Ritzwoller and other researchers who took part in the national, multi-institutional study assessed data from more than 340,000 individuals. Among newly eligible individuals, 52% were women. For race and ethnic minority groups, 69.7% more non-Hispanic blacks were eligible for screenings, as were 67.4% more Hispanics; 60.6% more Asians, Native Hawaiians or Pacific Islanders; and 49% more non-Hispanic white groups. The proportion of individuals with the lowest socioeconomic status also rose by 61.1%.

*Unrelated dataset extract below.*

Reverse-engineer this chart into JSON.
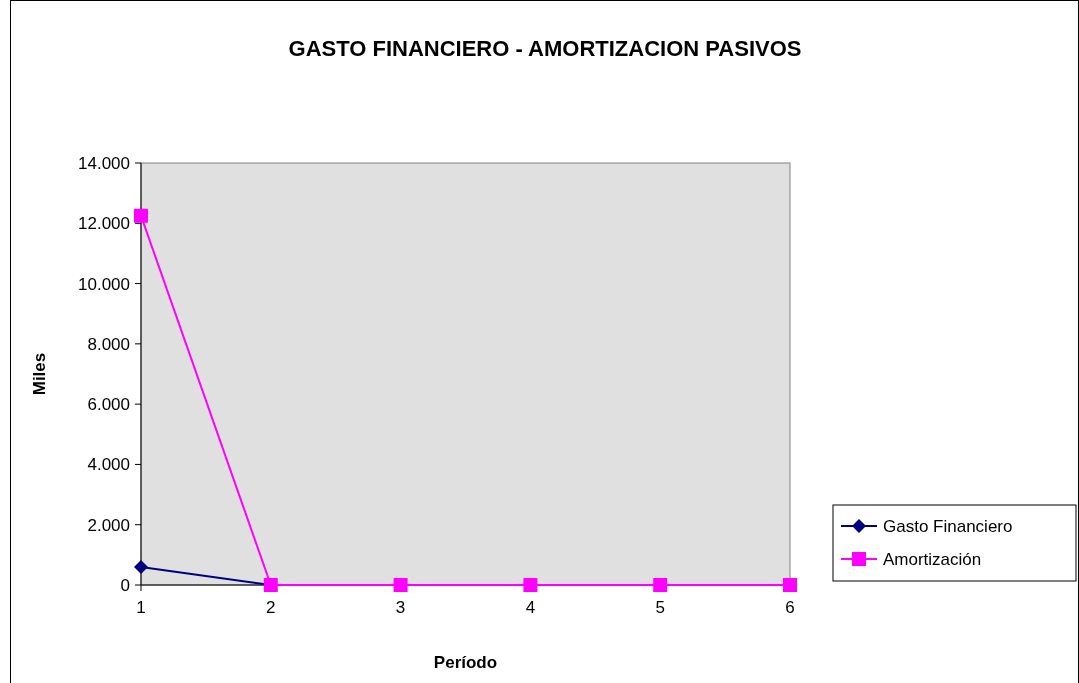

The study relied on real-world patient data from electronic health records of patients who received care between January 2010 and September 2019 from five diverse community-based health systems. Only those with complete smoking history available and who had sought care from one of the five health systems for 12 or more continuous months were included in the study.

"We believe that key next steps are associated with finding effective and impactful methods to reduce barriers to the uptake of lung cancer screening access for individuals at highest risk for lung cancer," said Ritzwoller.

Despite delays and cancellations brought on by the pandemic, lung cancer screenings are rising. A study in August found that 19 states saw increases in LCS screening rates before and during the pandemic, though the lack of a decline could be possibly due to the already low rate of LCS exams prior to the pandemic, which was recorded at 5% to 6% in 2018, said the authors of that study.

Support for Kaiser Permanente’s study was provided by the National Cancer Institute at the National Institutes of Health.